A group of Black female mathematicians, aeronautical engineers and human computers whose groundbreaking work for NASA during the 20th century space race contributed to the nation’s historic achievements were awarded the Congressional Gold Medal during a ceremony Wednesday on Capitol Hill.
The honorees were recognized with the nation’s highest civilian honor and include three women who became known as NASA’s “Hidden Figures” — NASA’s first black female engineer Mary Jackson and mathematicians Katherine Johnson and Dorothy Vaughan — whose work helped pave the way for the first American astronaut to successfully orbit the Earth.
All three women were honored posthumously on Wednesday, with their families attending the ceremony to accept the awards on their behalf.
House Speaker Mike Johnson, who delivered opening remarks during the ceremony, described the women as “giants on whose shoulders all of those astronauts actually stood at a time … when our nation was divided by color and often by gender.”
“These women dared to step into the fields where they had previously been unwelcomed. They excelled in science and math and made groundbreaking contributions in aeronautics. But these women didn’t just crunch numbers and solve equations for the space program,” Johnson said. “They actually laid the very foundation upon which our rockets launched and our astronauts flew and our nation soared.”
“Although we call them, ‘Hidden Figures,’ we shouldn’t think of them merely as supporting characters in the American story of space exploration,” he continued. “They were the engineers and mathematicians who actually wrote the story itself.”
The Congressional Gold Medal was also awarded Wednesday to aeronautical engineer Christine Darden, who is “internationally known for her research into supersonic aircraft noise, especially sonic boom reduction,” according to NASA, and became the first Black woman at NASA Langley to be appointed to the top management rank of Senior Executive Service.
The legacy and story of Jackson, Johnson and Vaughan was famously captured in the 2016 film “Hidden Figures,” which was loosely based on Margot Lee Shetterly’s 2016 nonfiction book of the same name. In the film, Jackson was portrayed by Janelle Monáe, Johnson by Taraji P. Henson and Vaughan by Octavia Spencer.
NASA Administrator Bill Nelson also spoke during Wednesday’s ceremony, paying tribute to the women.
“The pioneers that we honor today, these ‘Hidden Figures,’ their courage and imagination brought us to the moon, and their lessons, their legacy will send us back to the moon, and then imagine, just imagine, when we leave our footprints on the red sands of Mars,” he said. “Thanks to these people who are part of our NASA family, we will continue to sail on the cosmic sea to far off shores.”

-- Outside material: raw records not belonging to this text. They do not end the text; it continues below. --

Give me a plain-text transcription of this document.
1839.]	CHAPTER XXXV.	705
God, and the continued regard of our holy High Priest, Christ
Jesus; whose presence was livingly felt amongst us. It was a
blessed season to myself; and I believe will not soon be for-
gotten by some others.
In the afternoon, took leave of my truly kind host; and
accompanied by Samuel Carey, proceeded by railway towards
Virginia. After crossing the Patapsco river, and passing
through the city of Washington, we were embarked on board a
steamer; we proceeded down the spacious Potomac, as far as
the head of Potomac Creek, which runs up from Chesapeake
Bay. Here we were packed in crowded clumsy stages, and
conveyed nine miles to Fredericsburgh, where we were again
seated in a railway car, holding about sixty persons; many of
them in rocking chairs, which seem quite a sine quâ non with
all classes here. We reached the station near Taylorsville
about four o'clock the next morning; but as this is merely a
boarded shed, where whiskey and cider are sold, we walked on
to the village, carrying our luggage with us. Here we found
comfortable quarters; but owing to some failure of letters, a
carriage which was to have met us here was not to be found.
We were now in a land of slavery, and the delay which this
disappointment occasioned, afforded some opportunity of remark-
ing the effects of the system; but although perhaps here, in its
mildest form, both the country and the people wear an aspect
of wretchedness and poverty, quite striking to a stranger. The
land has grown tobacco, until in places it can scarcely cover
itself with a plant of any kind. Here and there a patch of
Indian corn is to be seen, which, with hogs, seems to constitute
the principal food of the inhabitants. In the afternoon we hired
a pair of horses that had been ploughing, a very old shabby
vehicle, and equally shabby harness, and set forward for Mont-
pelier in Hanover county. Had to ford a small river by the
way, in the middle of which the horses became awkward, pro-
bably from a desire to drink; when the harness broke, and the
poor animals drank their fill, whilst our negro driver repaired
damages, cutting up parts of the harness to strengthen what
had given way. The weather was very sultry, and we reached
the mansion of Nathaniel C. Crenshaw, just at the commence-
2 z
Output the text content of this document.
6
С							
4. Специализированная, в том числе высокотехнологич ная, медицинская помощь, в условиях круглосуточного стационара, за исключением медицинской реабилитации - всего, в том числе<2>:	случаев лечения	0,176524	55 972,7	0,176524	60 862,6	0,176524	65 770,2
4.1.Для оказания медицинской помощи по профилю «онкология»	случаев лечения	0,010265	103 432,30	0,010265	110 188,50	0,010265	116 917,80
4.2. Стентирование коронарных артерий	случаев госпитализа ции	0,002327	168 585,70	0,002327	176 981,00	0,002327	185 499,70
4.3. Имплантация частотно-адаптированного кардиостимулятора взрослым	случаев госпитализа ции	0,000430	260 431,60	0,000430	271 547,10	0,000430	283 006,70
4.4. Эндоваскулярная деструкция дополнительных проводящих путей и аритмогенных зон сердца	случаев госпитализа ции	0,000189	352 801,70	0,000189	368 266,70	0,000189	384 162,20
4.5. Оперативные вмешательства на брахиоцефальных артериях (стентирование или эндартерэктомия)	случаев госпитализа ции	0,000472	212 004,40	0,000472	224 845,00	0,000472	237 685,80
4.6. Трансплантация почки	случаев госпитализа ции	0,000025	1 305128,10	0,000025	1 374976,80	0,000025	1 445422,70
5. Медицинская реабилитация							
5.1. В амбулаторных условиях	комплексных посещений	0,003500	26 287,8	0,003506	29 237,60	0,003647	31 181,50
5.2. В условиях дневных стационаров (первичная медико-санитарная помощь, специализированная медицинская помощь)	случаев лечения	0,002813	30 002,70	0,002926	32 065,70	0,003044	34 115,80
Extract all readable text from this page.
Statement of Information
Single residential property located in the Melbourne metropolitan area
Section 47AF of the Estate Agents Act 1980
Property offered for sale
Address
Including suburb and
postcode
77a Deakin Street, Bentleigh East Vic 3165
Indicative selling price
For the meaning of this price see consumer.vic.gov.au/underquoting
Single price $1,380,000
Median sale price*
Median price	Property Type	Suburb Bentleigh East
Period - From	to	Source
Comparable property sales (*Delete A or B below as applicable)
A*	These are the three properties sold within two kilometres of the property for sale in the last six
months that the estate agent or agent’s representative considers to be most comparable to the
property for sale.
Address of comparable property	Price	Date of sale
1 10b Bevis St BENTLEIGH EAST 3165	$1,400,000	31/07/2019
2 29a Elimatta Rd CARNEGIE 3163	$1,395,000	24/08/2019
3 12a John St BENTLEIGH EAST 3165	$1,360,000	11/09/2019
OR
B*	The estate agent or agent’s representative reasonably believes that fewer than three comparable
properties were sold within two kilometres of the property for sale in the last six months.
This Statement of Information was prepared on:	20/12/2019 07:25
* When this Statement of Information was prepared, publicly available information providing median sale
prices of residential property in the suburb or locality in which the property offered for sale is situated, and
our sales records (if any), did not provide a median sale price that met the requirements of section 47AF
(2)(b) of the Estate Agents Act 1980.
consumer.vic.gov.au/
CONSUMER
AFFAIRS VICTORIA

The Congressional Gold Medal was also awarded on Wednesday to all the women who served as human computers, mathematicians and engineers between the 1930s and 1970s at NASA and the National Advisory Committee for Aeronautics, NASA’s predecessor.
According to NASA, the space race between the U.S. and the then-Soviet Union began in 1957 with the U.S.S.R.’s successful launch of the world’s first artificial satellite, Sputnik I.
President John F. Kennedy challenged the U.S. during an address to Congress on May 25, 1961, to send an American to the moon before the end of the decade. That goal that was met eight years later when astronauts Neil Armstrong and Edwin “Buzz” Aldrin became the first two humans to set foot on the moon, as fellow astronaut Mike Collins flew the Apollo 11 command module around the moon, according to NASA.
Wednesday’s ceremony came nearly five years after the passage of H.R. 1396 — the Hidden Figures Congressional Gold Medal Act — in 2019. The legislation tasked Congress with awarding the Congressional Gold Medal to Johnson, Jackson, Vaughan, Darden and “all the women who served as computers, mathematicians, and engineers” at NASA and NACA “between the 1930s and the 1970s.”
The late Rep. Eddie Bernice Johnson, who first introduced the Hidden Figures Congressional Gold Medal Act in February 2019, thanked her colleagues on Oct. 17, 2019, after the bill was passed, saying in a statement at the time, “Acknowledging the many women who have not been given the recognition they deserve for their contributions to technological advancement and competitiveness in the US has become one of my greatest privileges as a Member of Congress.”
The congresswoman, a Texas Democrat who chaired the House Science Committee from 2019 to 2022, died Dec. 23, 2023.
ABC News’ Sabina Ghebremedhin contributed to this report.